Un moment d’incertitude et puis « Oh ! ce serait trop bête de retourner en arrière pour faire le tour par Gap, faire 300 km alors qu’il n’y en a plus que quatre ou cinq de mauvais ! — NON. Et puis, tout le monde le dit, quand ça souffle d’un côté du col, ça ne souffle pas de l’autre ! Alors, la descente sur le Monêtier sera meilleure… on en a vu d’autres, on passera encore cette fois-ci !… »

Réconforté par cette bonne conclusion, vous forcez sur le moteur, votre voiture monte et peine dans la neige folle. De temps en temps, la trace verglacée des pneus d’une voiture qui a dû passer bien avant vous profile à la lueur des phares une faible ombre très utile à votre direction, car la tourmente est tellement serrée qu’on ne voit plus les bourrelets.

Vers le Grand-Mur et Côte-Rouge, la route est un instant dégagée, elle est dans le sens du vent, cela soulage : « Voilà enfin un morceau plus convenable ! ». C’est de courte durée… juste après avoir passé la silhouette pointue de l’oratoire « Cigalon », à la Guindaine, les congères de nouveau traversent toute la route et sont plus épaisses. Vous avancez péniblement en première… Le virage du cylindre, le grand virage, et vous voilà à proximité du Pal. Tout d’un coup, devant vous, il vous semble voir comme une véritable barrière, un mur blanc, qui, en biais, traverse la trace droite « Oh ! mais, il est aussi haut que le capot… ça ne passera pas ! »

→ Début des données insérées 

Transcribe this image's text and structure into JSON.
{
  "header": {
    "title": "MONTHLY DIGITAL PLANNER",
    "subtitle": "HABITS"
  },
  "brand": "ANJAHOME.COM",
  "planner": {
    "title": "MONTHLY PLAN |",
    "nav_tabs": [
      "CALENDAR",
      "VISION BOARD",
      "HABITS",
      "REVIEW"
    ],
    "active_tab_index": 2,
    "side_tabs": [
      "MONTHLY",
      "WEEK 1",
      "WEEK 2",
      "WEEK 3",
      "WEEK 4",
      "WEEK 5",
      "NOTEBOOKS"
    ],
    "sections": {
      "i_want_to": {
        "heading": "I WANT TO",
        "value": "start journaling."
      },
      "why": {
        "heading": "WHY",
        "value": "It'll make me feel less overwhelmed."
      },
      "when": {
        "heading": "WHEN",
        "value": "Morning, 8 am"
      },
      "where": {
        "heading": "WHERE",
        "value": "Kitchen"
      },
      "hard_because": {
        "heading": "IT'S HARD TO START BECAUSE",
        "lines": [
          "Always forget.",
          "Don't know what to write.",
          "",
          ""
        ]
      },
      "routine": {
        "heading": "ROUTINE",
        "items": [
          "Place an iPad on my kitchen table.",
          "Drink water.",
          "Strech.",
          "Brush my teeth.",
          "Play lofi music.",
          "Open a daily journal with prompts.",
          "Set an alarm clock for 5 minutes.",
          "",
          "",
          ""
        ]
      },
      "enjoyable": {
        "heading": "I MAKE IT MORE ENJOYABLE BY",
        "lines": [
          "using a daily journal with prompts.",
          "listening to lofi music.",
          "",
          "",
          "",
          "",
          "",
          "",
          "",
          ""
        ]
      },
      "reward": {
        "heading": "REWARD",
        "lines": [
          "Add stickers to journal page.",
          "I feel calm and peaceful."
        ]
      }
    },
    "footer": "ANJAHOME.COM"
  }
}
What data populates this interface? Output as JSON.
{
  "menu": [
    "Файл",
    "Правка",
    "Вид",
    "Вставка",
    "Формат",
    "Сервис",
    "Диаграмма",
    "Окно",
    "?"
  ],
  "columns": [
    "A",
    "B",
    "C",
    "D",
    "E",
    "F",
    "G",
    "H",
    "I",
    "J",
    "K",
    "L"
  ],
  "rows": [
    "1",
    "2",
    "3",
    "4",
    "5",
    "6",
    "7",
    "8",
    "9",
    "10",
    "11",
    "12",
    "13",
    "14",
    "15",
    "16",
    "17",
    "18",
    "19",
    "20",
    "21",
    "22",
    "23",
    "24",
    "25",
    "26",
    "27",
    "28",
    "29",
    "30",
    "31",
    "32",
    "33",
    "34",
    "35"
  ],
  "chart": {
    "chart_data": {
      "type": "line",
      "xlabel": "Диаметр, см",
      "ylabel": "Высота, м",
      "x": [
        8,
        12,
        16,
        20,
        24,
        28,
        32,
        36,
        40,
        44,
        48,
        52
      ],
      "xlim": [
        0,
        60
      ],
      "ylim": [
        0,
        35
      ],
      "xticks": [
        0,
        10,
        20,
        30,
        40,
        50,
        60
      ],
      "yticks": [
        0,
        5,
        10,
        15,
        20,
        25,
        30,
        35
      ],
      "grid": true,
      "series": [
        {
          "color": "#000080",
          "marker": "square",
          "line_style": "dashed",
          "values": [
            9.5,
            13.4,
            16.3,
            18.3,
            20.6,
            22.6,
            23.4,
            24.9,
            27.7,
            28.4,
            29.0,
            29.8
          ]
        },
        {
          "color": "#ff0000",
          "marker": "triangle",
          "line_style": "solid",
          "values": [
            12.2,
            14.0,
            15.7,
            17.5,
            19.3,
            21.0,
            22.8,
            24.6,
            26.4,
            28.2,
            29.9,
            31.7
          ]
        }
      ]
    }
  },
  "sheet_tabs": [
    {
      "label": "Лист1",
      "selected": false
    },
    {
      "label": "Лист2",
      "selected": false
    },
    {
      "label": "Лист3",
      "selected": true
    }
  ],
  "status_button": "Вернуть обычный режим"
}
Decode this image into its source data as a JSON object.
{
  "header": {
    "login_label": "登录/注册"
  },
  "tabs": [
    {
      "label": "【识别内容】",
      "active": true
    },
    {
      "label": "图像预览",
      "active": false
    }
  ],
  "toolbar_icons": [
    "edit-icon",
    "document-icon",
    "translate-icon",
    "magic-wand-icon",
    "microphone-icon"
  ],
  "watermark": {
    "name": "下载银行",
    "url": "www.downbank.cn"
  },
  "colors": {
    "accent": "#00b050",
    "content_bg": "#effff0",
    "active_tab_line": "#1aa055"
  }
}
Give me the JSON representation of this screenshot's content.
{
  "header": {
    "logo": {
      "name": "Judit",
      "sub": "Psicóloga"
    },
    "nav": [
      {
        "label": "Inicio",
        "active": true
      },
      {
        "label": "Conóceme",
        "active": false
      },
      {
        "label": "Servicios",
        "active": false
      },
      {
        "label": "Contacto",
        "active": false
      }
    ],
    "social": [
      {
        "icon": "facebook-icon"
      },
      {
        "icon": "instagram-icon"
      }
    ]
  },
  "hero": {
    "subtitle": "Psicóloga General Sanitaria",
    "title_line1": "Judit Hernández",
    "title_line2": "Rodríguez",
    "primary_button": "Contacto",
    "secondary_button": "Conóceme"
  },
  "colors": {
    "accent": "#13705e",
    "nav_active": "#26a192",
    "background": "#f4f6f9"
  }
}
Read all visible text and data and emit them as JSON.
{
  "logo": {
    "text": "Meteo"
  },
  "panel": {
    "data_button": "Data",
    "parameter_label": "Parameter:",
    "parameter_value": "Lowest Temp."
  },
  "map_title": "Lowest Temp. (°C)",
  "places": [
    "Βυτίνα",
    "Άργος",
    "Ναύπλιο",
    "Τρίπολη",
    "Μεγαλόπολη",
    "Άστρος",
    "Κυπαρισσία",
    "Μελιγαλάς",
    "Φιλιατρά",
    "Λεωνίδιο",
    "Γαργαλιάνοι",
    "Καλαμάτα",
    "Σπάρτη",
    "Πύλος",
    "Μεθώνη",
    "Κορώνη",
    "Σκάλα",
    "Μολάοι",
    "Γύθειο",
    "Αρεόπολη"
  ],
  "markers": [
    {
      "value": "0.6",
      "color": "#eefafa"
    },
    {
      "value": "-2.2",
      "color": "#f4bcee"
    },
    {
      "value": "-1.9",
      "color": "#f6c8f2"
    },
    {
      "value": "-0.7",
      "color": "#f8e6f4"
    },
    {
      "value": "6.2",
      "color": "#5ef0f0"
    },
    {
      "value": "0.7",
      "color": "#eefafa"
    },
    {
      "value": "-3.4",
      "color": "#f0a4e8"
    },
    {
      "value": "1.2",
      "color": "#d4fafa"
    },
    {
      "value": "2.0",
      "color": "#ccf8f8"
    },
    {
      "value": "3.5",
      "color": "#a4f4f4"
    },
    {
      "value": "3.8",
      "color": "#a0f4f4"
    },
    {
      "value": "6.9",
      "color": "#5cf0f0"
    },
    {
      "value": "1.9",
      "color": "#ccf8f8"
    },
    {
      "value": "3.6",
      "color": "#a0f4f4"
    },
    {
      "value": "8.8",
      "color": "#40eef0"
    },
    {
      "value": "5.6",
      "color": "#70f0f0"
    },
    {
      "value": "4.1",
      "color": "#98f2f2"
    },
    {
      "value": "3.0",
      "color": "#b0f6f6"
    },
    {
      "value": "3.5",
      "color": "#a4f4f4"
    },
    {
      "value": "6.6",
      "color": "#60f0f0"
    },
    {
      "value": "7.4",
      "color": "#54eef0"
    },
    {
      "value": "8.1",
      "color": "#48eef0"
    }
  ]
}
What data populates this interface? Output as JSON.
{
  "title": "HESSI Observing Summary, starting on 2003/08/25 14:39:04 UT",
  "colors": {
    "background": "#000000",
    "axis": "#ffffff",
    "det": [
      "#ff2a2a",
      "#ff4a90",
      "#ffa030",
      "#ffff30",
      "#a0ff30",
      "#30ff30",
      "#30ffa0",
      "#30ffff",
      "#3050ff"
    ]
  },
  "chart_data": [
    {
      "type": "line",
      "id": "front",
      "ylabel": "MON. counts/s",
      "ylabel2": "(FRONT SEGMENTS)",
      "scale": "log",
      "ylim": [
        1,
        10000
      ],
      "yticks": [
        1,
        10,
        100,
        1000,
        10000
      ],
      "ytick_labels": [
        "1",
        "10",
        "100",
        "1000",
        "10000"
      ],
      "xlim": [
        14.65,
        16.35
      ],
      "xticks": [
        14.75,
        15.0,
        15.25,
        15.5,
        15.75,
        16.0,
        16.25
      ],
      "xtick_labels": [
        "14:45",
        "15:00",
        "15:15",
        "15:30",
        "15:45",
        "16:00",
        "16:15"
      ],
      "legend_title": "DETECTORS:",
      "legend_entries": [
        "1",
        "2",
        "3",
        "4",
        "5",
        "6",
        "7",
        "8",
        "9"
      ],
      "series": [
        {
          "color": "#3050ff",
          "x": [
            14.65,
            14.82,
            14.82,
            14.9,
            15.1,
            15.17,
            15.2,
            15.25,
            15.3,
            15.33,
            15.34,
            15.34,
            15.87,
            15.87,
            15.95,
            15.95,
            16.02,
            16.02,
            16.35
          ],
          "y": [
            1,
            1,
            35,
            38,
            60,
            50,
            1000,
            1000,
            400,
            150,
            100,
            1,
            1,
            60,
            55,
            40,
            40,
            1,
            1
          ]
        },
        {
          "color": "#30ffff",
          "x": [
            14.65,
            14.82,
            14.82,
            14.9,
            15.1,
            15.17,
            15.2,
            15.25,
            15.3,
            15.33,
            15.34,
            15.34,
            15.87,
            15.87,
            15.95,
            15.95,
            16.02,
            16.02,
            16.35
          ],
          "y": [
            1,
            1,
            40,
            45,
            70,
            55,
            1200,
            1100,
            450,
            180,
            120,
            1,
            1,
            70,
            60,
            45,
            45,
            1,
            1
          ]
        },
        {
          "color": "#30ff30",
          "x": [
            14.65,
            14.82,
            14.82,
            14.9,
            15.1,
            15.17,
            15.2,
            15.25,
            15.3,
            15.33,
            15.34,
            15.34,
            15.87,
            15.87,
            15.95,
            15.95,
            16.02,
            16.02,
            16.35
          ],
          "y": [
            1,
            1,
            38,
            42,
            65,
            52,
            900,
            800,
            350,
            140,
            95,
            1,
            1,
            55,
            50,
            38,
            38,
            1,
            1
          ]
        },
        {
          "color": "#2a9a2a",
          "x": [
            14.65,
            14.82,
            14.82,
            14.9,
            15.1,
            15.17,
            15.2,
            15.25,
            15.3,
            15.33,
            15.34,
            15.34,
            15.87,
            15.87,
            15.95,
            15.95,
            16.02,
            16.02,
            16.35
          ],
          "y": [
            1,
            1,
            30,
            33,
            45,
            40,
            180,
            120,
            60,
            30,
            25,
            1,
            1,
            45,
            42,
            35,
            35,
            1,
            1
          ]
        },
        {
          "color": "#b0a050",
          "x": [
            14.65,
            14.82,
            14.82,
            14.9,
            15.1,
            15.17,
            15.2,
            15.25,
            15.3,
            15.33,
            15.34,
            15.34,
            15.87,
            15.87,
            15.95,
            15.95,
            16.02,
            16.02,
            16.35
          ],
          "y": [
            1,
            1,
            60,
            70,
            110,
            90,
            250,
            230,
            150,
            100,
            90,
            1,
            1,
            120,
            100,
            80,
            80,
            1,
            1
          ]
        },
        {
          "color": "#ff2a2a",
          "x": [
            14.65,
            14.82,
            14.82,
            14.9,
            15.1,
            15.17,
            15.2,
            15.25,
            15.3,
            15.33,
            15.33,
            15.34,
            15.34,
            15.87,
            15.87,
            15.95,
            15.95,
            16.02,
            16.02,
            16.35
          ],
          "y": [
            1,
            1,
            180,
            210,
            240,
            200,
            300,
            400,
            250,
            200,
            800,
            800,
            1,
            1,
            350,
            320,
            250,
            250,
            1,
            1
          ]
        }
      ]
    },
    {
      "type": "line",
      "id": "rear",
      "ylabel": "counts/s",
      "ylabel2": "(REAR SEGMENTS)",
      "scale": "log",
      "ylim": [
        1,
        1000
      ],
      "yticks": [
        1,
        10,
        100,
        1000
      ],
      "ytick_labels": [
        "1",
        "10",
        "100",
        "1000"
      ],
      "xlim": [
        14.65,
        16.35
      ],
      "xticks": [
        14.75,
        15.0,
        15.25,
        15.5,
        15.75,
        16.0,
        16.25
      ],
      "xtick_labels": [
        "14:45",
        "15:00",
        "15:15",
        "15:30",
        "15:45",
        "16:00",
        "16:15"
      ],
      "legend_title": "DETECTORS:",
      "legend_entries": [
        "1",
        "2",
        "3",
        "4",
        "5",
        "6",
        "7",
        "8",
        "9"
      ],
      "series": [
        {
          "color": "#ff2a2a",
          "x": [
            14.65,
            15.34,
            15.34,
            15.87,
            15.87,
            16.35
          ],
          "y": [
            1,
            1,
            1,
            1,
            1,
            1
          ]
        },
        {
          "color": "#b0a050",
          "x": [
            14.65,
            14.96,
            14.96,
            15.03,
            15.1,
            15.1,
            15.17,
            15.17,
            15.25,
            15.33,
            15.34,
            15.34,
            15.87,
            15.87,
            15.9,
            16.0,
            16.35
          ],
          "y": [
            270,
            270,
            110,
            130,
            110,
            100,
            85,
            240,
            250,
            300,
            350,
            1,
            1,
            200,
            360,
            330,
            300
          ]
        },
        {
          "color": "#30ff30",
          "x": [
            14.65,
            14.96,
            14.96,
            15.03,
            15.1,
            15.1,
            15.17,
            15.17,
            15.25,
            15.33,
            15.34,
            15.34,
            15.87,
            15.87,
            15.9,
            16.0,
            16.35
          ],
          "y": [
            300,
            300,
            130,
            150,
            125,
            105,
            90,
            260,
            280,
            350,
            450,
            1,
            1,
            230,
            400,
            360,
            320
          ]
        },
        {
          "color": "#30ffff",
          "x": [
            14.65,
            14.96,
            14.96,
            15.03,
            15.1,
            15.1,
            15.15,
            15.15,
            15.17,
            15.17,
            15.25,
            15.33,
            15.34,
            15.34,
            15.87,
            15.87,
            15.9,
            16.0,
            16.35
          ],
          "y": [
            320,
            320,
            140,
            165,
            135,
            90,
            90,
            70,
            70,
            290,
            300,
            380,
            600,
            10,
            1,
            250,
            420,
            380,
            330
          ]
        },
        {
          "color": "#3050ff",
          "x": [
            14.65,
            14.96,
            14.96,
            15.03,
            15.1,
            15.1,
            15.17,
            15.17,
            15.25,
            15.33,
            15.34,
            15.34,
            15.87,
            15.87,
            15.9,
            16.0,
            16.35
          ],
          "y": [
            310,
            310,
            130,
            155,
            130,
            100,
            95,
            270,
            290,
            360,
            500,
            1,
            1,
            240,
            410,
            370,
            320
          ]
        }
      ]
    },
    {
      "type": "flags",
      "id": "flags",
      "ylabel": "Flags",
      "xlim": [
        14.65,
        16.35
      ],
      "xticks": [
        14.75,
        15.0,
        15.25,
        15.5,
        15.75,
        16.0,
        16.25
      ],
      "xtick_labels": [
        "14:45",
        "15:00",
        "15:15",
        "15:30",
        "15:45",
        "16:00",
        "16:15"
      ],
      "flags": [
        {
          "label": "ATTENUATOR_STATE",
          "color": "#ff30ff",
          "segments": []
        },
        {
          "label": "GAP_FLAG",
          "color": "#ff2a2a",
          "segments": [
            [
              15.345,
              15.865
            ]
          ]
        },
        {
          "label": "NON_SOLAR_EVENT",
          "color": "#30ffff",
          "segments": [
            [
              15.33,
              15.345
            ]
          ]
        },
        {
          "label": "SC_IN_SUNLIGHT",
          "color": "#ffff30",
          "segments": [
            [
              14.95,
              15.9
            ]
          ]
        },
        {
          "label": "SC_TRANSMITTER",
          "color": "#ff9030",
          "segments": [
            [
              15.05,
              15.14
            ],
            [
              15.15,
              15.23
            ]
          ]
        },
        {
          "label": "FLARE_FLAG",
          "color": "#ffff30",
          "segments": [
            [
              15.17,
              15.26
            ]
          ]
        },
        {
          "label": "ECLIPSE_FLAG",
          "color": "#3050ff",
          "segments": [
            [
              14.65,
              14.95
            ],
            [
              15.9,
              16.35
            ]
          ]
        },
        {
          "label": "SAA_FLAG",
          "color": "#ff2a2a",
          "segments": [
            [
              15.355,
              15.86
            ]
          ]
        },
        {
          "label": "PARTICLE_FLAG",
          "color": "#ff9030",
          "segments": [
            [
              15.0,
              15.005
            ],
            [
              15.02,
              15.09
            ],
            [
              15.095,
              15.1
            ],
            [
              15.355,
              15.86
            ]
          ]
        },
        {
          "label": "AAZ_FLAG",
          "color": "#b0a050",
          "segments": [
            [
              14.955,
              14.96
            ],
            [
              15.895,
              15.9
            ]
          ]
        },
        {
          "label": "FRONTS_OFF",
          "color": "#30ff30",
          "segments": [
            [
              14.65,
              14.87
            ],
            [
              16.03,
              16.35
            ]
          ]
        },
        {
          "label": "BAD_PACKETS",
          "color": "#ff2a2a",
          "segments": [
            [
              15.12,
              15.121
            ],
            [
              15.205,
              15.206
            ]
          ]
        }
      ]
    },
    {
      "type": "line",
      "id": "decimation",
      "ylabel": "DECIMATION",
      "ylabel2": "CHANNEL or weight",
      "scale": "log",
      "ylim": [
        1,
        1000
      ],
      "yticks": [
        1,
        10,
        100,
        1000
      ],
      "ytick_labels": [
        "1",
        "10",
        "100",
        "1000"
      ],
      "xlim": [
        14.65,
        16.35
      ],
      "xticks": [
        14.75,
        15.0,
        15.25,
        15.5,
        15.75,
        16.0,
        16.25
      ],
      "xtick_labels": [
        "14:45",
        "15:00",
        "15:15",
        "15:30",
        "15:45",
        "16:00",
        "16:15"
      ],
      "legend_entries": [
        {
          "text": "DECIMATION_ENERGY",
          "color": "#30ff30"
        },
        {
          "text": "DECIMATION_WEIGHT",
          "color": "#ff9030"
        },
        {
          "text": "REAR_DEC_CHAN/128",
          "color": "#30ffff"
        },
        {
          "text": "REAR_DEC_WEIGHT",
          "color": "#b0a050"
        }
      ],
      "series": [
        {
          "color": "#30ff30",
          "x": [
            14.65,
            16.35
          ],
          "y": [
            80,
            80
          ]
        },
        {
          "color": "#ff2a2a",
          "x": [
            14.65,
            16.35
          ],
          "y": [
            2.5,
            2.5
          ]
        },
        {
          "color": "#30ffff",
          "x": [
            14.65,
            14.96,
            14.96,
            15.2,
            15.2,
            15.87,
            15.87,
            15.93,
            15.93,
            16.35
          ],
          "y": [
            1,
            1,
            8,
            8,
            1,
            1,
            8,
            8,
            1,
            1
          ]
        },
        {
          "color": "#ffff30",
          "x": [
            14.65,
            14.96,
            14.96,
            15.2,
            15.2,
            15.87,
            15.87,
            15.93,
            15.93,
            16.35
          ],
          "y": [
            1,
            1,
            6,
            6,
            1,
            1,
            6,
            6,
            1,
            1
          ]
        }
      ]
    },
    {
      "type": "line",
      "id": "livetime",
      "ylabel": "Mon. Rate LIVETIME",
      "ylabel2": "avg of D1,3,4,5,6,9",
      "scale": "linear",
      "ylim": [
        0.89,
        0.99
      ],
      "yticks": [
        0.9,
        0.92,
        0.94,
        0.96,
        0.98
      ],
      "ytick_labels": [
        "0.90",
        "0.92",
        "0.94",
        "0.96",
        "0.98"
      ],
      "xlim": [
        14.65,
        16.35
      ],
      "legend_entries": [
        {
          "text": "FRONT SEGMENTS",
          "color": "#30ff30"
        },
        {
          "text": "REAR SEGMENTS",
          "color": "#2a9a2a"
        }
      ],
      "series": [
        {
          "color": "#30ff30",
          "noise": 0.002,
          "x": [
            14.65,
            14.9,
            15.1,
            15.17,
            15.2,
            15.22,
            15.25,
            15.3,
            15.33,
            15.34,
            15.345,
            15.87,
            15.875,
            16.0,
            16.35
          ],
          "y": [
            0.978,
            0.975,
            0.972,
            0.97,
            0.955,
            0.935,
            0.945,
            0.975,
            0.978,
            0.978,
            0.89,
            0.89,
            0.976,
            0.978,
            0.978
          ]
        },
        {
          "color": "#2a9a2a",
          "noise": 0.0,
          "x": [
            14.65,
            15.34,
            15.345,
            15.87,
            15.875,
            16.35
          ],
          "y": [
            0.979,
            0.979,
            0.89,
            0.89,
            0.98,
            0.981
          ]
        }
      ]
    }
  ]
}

Par imprudence, vous vous arrêtez ! il semble que le vent redouble de force et de hurlement… Après une seconde de réflexion : « Il faudrait sortir pour voir ! ». Alors, on met son anorak, si on a la bonne fortune d’en avoir un, son béret, on ferme toutes les fermetures, et avec attention, à deux mains, on ouvre la portière en la retenant pour que le vent ne l’arrache pas. Si vous êtes un homme prudent, vous avez une pelle, pas une petite pelle américaine qui se porte à la ceinture, et que vous gardez en souvenir de votre service militaire, mais une vraie pelle, avec un bon manche : « Que diable ! en quelques minutes, avec une bonne pelle, on arrive bien à faire un passage dans une congère ! ». La pelle sortie, on va voir… « Ah ! quel désastre ! », c’est que, derrière la congère, il y en a une autre… Vous êtes tout blanc en un instant, la neige vous gicle à la figure, vous gèle et vous bouche les yeux. Enfonçant jusqu’à la taille, vous avancez dans la poudre blanche, au milieu des vagues figées qui montent sans cesse… « Misère de misère !…
Derrière ces deux congères, il y en a une dizaine, jusqu’au moment où l’on peut retrouver un tronçon de route dégagée !… ». La situation commence à être critique, vous apercevez à peine à dix mètres, la lueur de vos phares qui vous rappelle votre voiture un peu plus bas. Ayant vu ce qu’il fallait faire, tout de suite vous vous mettez au travail, dans le sens du vent vous attaquez la première vague… Hélas !… Le vent fait plus cde travail que vous, et au fur et à mesure que vous creusez un trou, il se remplit par l’autre côté… c’est là que l’on commence à dire : « J’aurais peut-être mieux fait de rester au Villar ». « Oh ! s’il faut retourner, on pourra bien redescendre !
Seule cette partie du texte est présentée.